Tax breaks, grant money available for Colorado wildfire mitigation
Little-known law passed in 2008

By Ann Imse
Colorado Public News

With tens of thousands of acres aflame in Colorado, many mountain home and property owners are madly working on fire mitigation – but may not know they can get both tax breaks and grant money to help.

State law provides a write-off on the Colorado tax return for 50 percent of wildfire mitigation costs, up to $2,500 annually, from 2009 through 2013.

The write-offs can be applied to “actual” out-of-pocket expenses, including hiring tree-cutting services and paying for chainsaws. So there’s little help for the thousands of landowners working up a sweat, personally hauling logs and branches off their own mountain properties to reduce fire danger. In other words, one’s own labor doesn’t count.

The law has received almost no publicity since it passed in 2008.

The work must be authorized by a Community Wildfire Protection Plan, and the work must have been done after the local plan was approved. Colorado has 196 approved Community Wildfire Protection Plans, and they call for defensible space around many of the state’s houses in the areas where urban living meets the forest.

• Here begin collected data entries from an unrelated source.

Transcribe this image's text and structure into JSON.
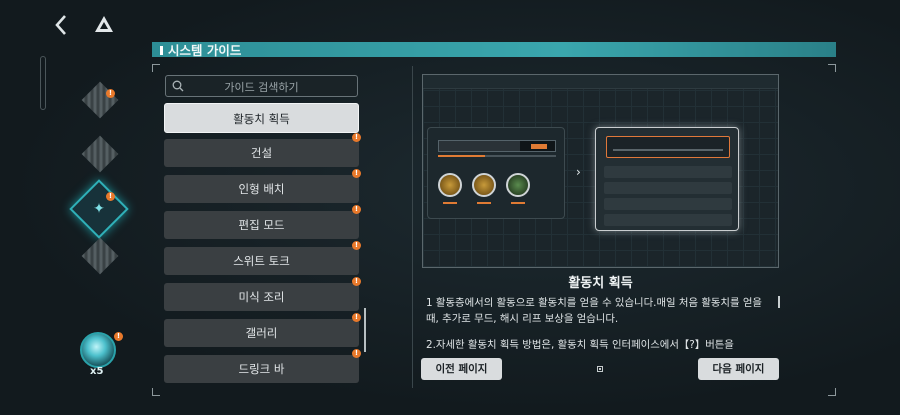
{
  "header": {
    "title": "시스템 가이드"
  },
  "search": {
    "placeholder": "가이드 검색하기"
  },
  "rail": {
    "token_count": "x5",
    "badge": "!"
  },
  "guide_list": [
    {
      "label": "활동치 획득",
      "selected": true,
      "badge": false
    },
    {
      "label": "건설",
      "selected": false,
      "badge": true
    },
    {
      "label": "인형 배치",
      "selected": false,
      "badge": true
    },
    {
      "label": "편집 모드",
      "selected": false,
      "badge": true
    },
    {
      "label": "스위트 토크",
      "selected": false,
      "badge": true
    },
    {
      "label": "미식 조리",
      "selected": false,
      "badge": true
    },
    {
      "label": "갤러리",
      "selected": false,
      "badge": true
    },
    {
      "label": "드링크 바",
      "selected": false,
      "badge": true
    }
  ],
  "detail": {
    "title": "활동치 획득",
    "paragraph1": "1 활동층에서의 활동으로 활동치를 얻을 수 있습니다.매일 처음 활동치를 얻을 때, 추가로 무드, 해시 리프 보상을 얻습니다.",
    "paragraph2": "2.자세한 활동치 획득 방법은, 활동치 획득 인터페이스에서【?】버튼을"
  },
  "buttons": {
    "prev": "이전 페이지",
    "next": "다음 페이지"
  },
  "colors": {
    "accent": "#2fb0b8",
    "badge": "#e8792b",
    "highlight": "#e0783a"
  }
}
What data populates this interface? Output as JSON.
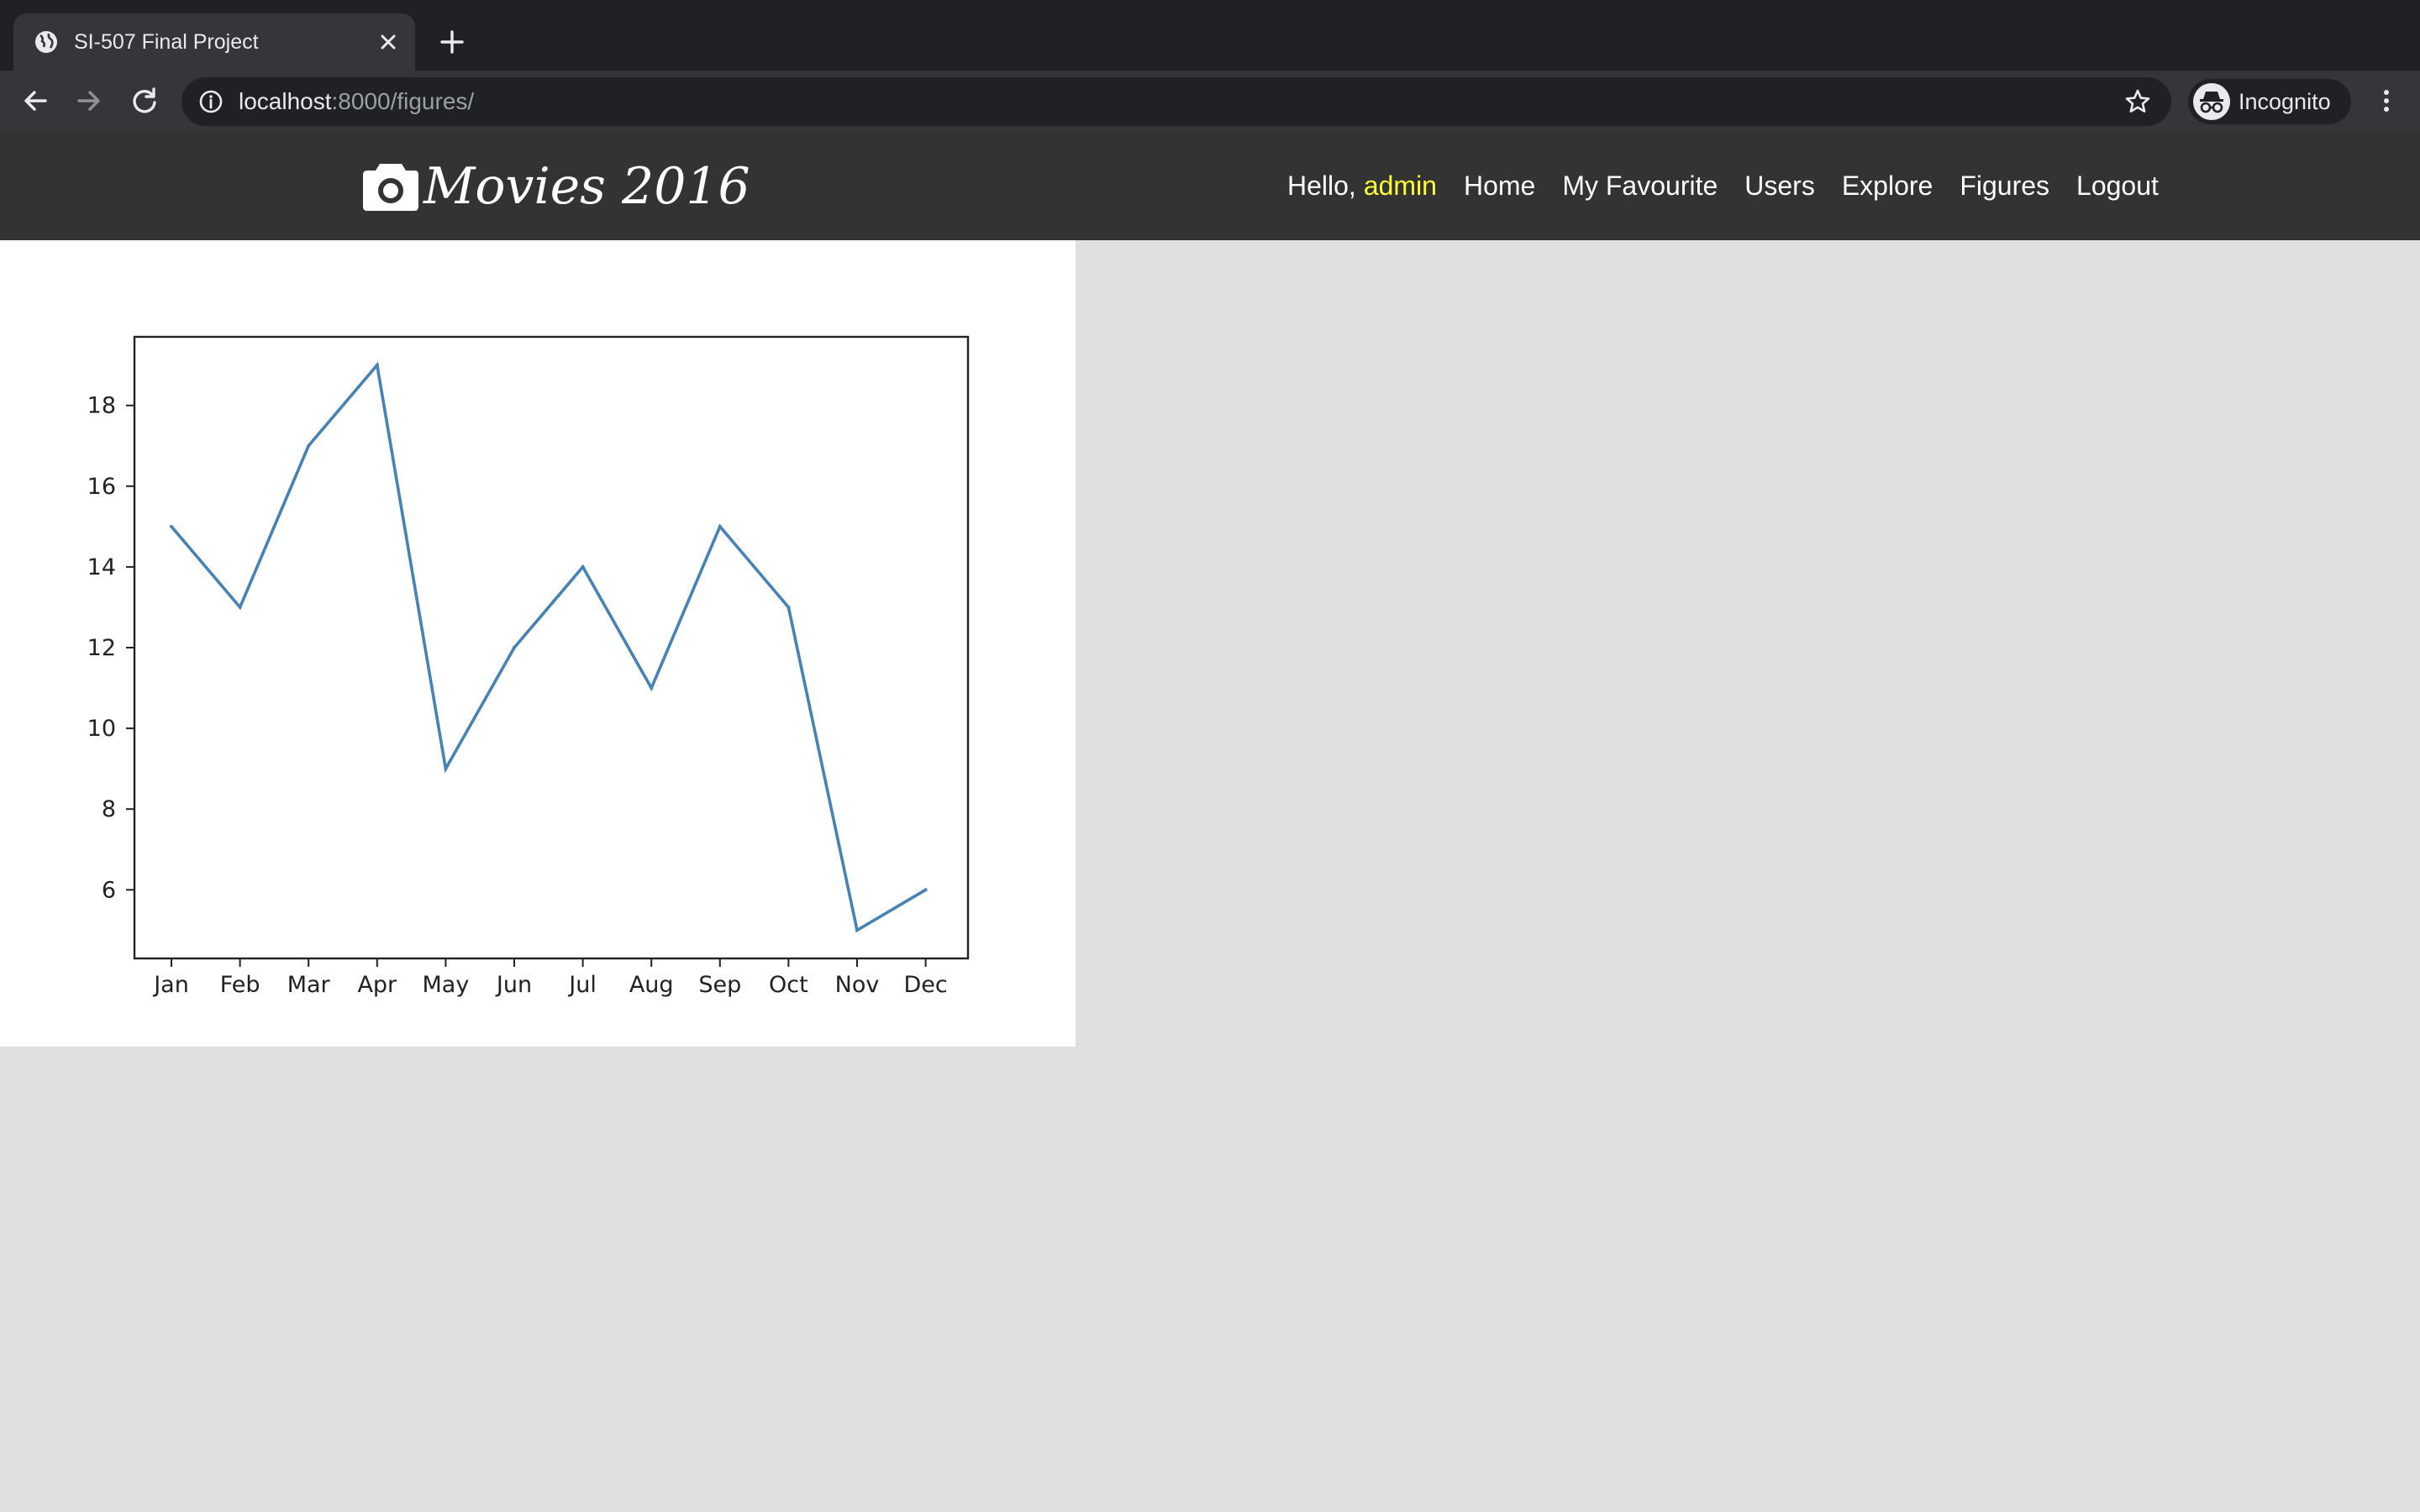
{
  "browser": {
    "tab_title": "SI-507 Final Project",
    "url_host": "localhost",
    "url_path": ":8000/figures/",
    "profile_label": "Incognito",
    "icons": {
      "favicon": "globe-icon",
      "close": "close-icon",
      "new_tab": "plus-icon",
      "back": "arrow-left-icon",
      "forward": "arrow-right-icon",
      "reload": "reload-icon",
      "info": "info-icon",
      "bookmark": "star-icon",
      "profile": "incognito-icon",
      "menu": "kebab-menu-icon"
    }
  },
  "site": {
    "brand": "Movies 2016",
    "brand_icon": "camera-icon",
    "greeting": "Hello,",
    "username": "admin",
    "username_color": "#ffff33",
    "nav": [
      "Home",
      "My Favourite",
      "Users",
      "Explore",
      "Figures",
      "Logout"
    ]
  },
  "chart_data": {
    "type": "line",
    "title": "",
    "xlabel": "",
    "ylabel": "",
    "categories": [
      "Jan",
      "Feb",
      "Mar",
      "Apr",
      "May",
      "Jun",
      "Jul",
      "Aug",
      "Sep",
      "Oct",
      "Nov",
      "Dec"
    ],
    "values": [
      15,
      13,
      17,
      19,
      9,
      12,
      14,
      11,
      15,
      13,
      5,
      6
    ],
    "ylim": [
      4.3,
      19.7
    ],
    "yticks": [
      6,
      8,
      10,
      12,
      14,
      16,
      18
    ],
    "line_color": "#4682b4",
    "grid": false,
    "legend": "none"
  }
}
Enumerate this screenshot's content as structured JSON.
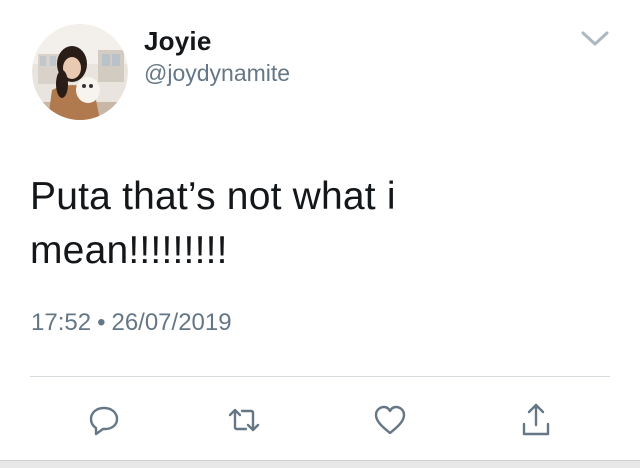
{
  "tweet": {
    "display_name": "Joyie",
    "handle": "@joydynamite",
    "text_line1": "Puta that’s not what i",
    "text_line2": "mean!!!!!!!!!",
    "time": "17:52",
    "separator": "•",
    "date": "26/07/2019"
  },
  "icons": {
    "caret": "chevron-down-icon",
    "reply": "reply-icon",
    "retweet": "retweet-icon",
    "like": "heart-icon",
    "share": "share-icon"
  },
  "colors": {
    "text": "#14171a",
    "secondary": "#657786",
    "divider": "#d6dbdf",
    "icon": "#657786"
  }
}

The law was sponsored by then-legislators Rob Witwer and Mike Kopp, who represented districts that included the mountainous Conifer/Evergreen communities southwest of Denver. Witwer said the bill passed despite the cost to the strapped state budget after he argued the entire state pays the bill when forests burn. For example, he noted, the 2002 Hayman Fire west of Colorado Springs has cost metro Denver residents tens of millions of dollars on their bills from Denver Water, for work the utility has done to deal with sediment from burned slopes ending up in reservoirs.

Landowners and homeowners associations can also apply for grants to assist their wildfire mitigation projects. Applications are available at the Colorado State Forest Service website and must be received by mail in by 4 p.m. on July 20.

Dan Gibbs, a former state senator from Breckenridge who sponsored the bill creating the grant program, said about 20 of the 25 applications this year received funding, with approvals generally going to areas with existing homes, not new developments.

“I would love to see 400” applications this year, said Gibbs, now a Summit County commissioner.